Um dos anfitriões na visita, Evandro Luís Durli, sócio da Durlicouros, afirma que “o grande desafio que todos estão atrás é dos indiretos, ou seja, onde o bezerro nasceu e onde cresceu”.

A empresa, fundada em Erechim (RS), tem 8 unidades no Brasil e uma no Paraguai e hoje faz de 22 a 25 mil couros por dia. No Pará há 18 anos – a unidade de Xinguara produz 5,5 mil peças diárias –, já faz a rastreabilidade do fornecedor direto (fazendas que cria e recria), mas sabe que precisa ir além.

“A partir da rastreabilidade dos indiretos, nós vamos pagar melhor o preço do couro. Não só pelo animal rastreado, mas pelo animal que tem menos marcas de fogo”, diz.

Segundo Durli, há uma depreciação de 35% no valor das peças por causa do excesso de marcas de fogo. “Se o pecuarista marcar certo, todo mundo ganhará vendendo esse produto mais caro”, afirmou.

Uma das preocupações dos exportadores de couro é a entrada, em vigor, das novas regras da União Europeia que não permitirão a aquisição, pelas empresas lá instaladas, de produtos que não estejam totalmente rastreados.

“O que a gente está fazendo hoje, principalmente aqui no Pará, é trabalhando nesse sentido”, disse Durli. “O objetivo de trazer representantes dessas diversas empresas aqui para mostrar para eles que a gente está fazendo a coisa certa, principalmente aqui no Pará, porque muitas vezes as pessoas têm um estigma de que o Pará e a Amazônia estão destruindo o meio ambiente”, destacou.

Créditos de couro sustentável

As exportações brasileiras de couro ainda são tímidas em relação ao potencial do rebanho nacional. No ano passado, que superaram a marca de US$ 1,2 bilhão, com a negociação de 354,5 mil toneladas de peles, ou 140,7 milhões de m2, conforme números da Secex divulgados pelo Centro de Indústrias de Curtumes do Brasil (CICB).

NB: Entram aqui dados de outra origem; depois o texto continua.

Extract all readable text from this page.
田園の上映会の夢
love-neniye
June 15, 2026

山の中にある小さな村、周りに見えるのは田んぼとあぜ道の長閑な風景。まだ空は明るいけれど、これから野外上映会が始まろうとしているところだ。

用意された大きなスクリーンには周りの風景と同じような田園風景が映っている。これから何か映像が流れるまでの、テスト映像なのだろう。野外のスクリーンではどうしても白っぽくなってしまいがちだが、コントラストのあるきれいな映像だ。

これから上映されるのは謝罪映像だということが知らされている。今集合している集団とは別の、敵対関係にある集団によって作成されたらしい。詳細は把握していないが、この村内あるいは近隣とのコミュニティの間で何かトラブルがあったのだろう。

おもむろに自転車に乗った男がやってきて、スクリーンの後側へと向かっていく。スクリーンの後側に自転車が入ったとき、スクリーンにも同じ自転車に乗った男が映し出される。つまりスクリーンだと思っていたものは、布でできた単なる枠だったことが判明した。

O baixo valor das peças, somado ao custo para criar estruturas que, nas plantas, segreguem as peles de animais rastreados dos demais, faz com que muitos frigoríficos não se interessem pelo produto, que acaba descartado. Assim, ao invés de gerar riqueza, gera resíduos e impactos ambientais.

Quebrar esse círculo vicioso é um empenho que exige, muitas vezes, criatividade. Outra comitiva visitou o Mato Grosso em outubro passado, conhecendo propriedades rurais que participam de um projeto inovador nesse sentido.

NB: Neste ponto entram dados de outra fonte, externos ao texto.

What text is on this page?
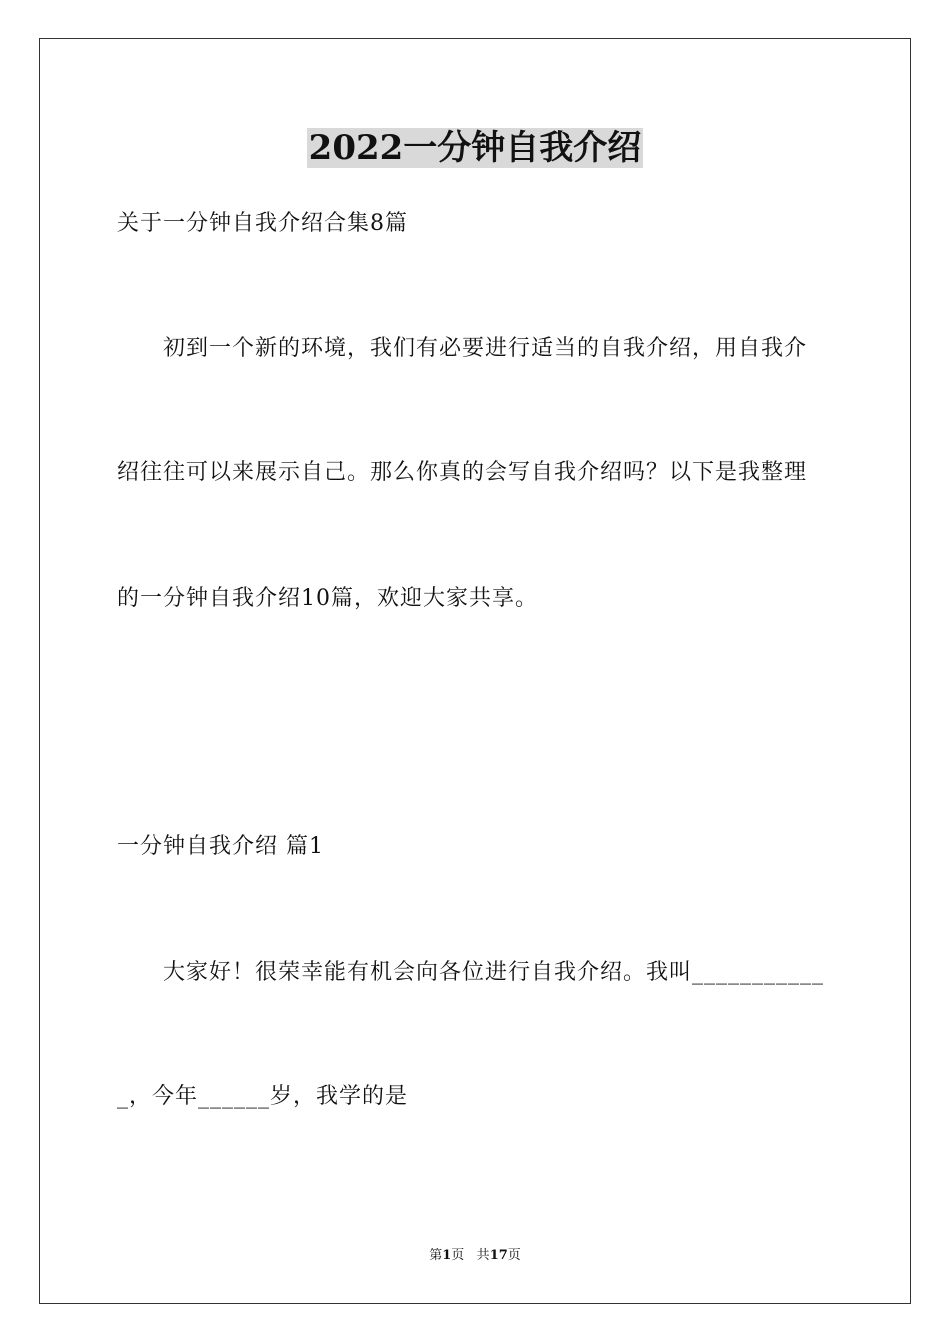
2022一分钟自我介绍
关于一分钟自我介绍合集8篇
初到一个新的环境，我们有必要进行适当的自我介绍，用自我介
绍往往可以来展示自己。那么你真的会写自我介绍吗？以下是我整理
的一分钟自我介绍10篇，欢迎大家共享。
一分钟自我介绍 篇1
大家好！很荣幸能有机会向各位进行自我介绍。我叫___________
_，今年______岁，我学的是
第1页 共17页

Cerca de 30 visitantes estrangeiros, entre eles representantes de marcas globais integrantes da Textile Exchange – organização global sem fins lucrativos direcionada a gerar impactos positivos em temas ligados às mudanças climáticas entre as principais empresas têxteis e de moda -- estiveram duas fazendas e uma unidade industrial, com frigorífico e curtume.

Imagem aérea de fazenda integrante do projeto de créditos de couro sustentável no Mato Grosso (Foto: Produzindo Certo)

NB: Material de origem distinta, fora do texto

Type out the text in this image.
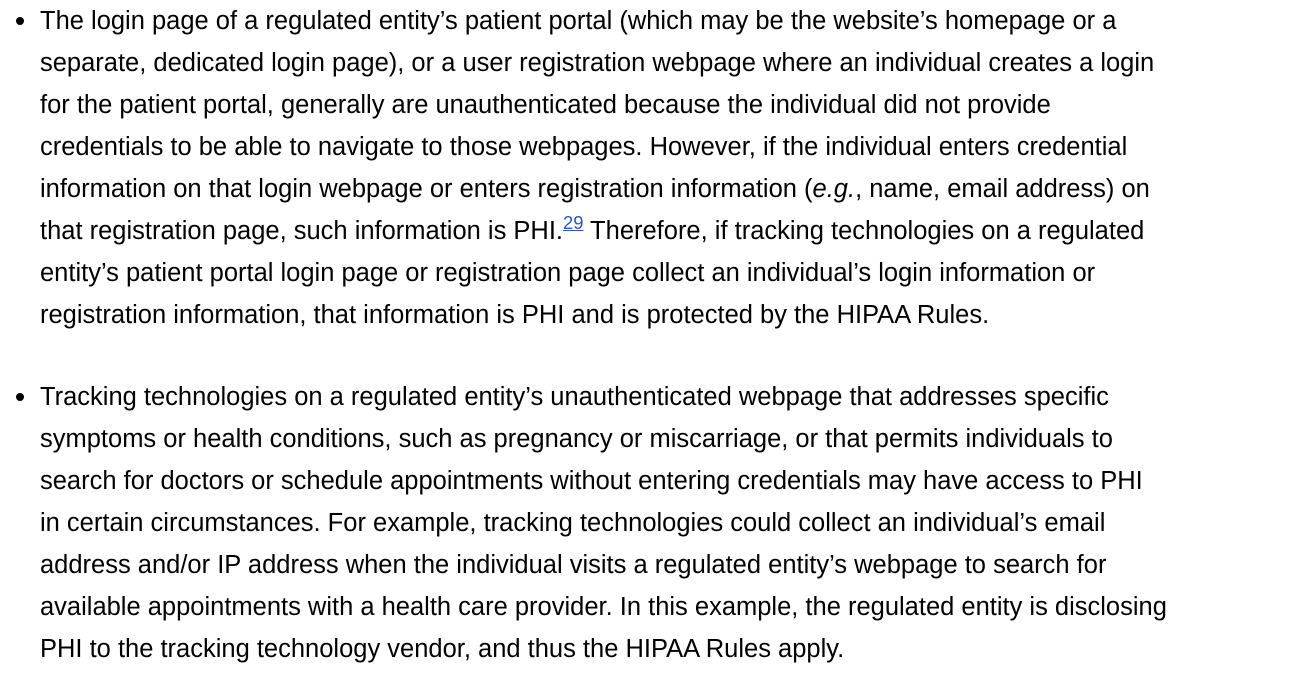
The login page of a regulated entity’s patient portal (which may be the website’s homepage or a
separate, dedicated login page), or a user registration webpage where an individual creates a login
for the patient portal, generally are unauthenticated because the individual did not provide
credentials to be able to navigate to those webpages. However, if the individual enters credential
information on that login webpage or enters registration information (e.g., name, email address) on
that registration page, such information is PHI.$^{29}$ Therefore, if tracking technologies on a regulated
entity’s patient portal login page or registration page collect an individual’s login information or
registration information, that information is PHI and is protected by the HIPAA Rules.
Tracking technologies on a regulated entity’s unauthenticated webpage that addresses specific
symptoms or health conditions, such as pregnancy or miscarriage, or that permits individuals to
search for doctors or schedule appointments without entering credentials may have access to PHI
in certain circumstances. For example, tracking technologies could collect an individual’s email
address and/or IP address when the individual visits a regulated entity’s webpage to search for
available appointments with a health care provider. In this example, the regulated entity is disclosing
PHI to the tracking technology vendor, and thus the HIPAA Rules apply.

As propriedades fazem parte de um projeto inédito desenvolvido pelo programa Leather Impact Accelerator, da organização, e a empresa brasileira Produzindo Certo.

Tendo como exemplo a lógica do mercado de crédito de carbono, eles elaboraram um modelo de geração de créditos de couro sustentável, como forma de incentivar pecuaristas a adotarem compromissos de adequação socioambiental, seguindo um protocolo elaborado especificamente para o projeto.

Assim, o produtor que demonstrar estar em conformidade com esse protocolo, sem desmatamento e com bem-estar animal, faz jus a um crédito de couro sustentável, calculado a partir da quantidade de animais que estiveram na fazenda durante o ano.

Esses créditos são adquiridos por marcas parceiras, como a sueca H&M e outras grifes de moda e artigos esportivos, gerando uma remuneração extra ao pecuarista.

“A marca não estará comprando o couro diretamente do produtor, mas o remunerando pela quantidade que necessária para compensar parte do uso de couro na fabricação de seus produtos”, afirma Charton Locks, COO da Produzindo Certo.

O modelo vem sendo testado em propriedades da Amazônia e do Cerrado desde o início do ano, com previsão de durar pelo menos mais dois em fase piloto.

As visitas às fazendas em outubro tinham como objetivo engajar mais empresas nas novas “safras” do projeto. Segundo Locks, a reação positiva dos visitantes estrangeiros indica que ele deve até mesmo crescer.

No primeiro ano, que incluiu quatro propriedades localizadas nos biomas Amazônia e Cerrado, foram gerados quase 100 mil créditos de couro sustentável. “Já foi tudo comercializado”, afirma Locks.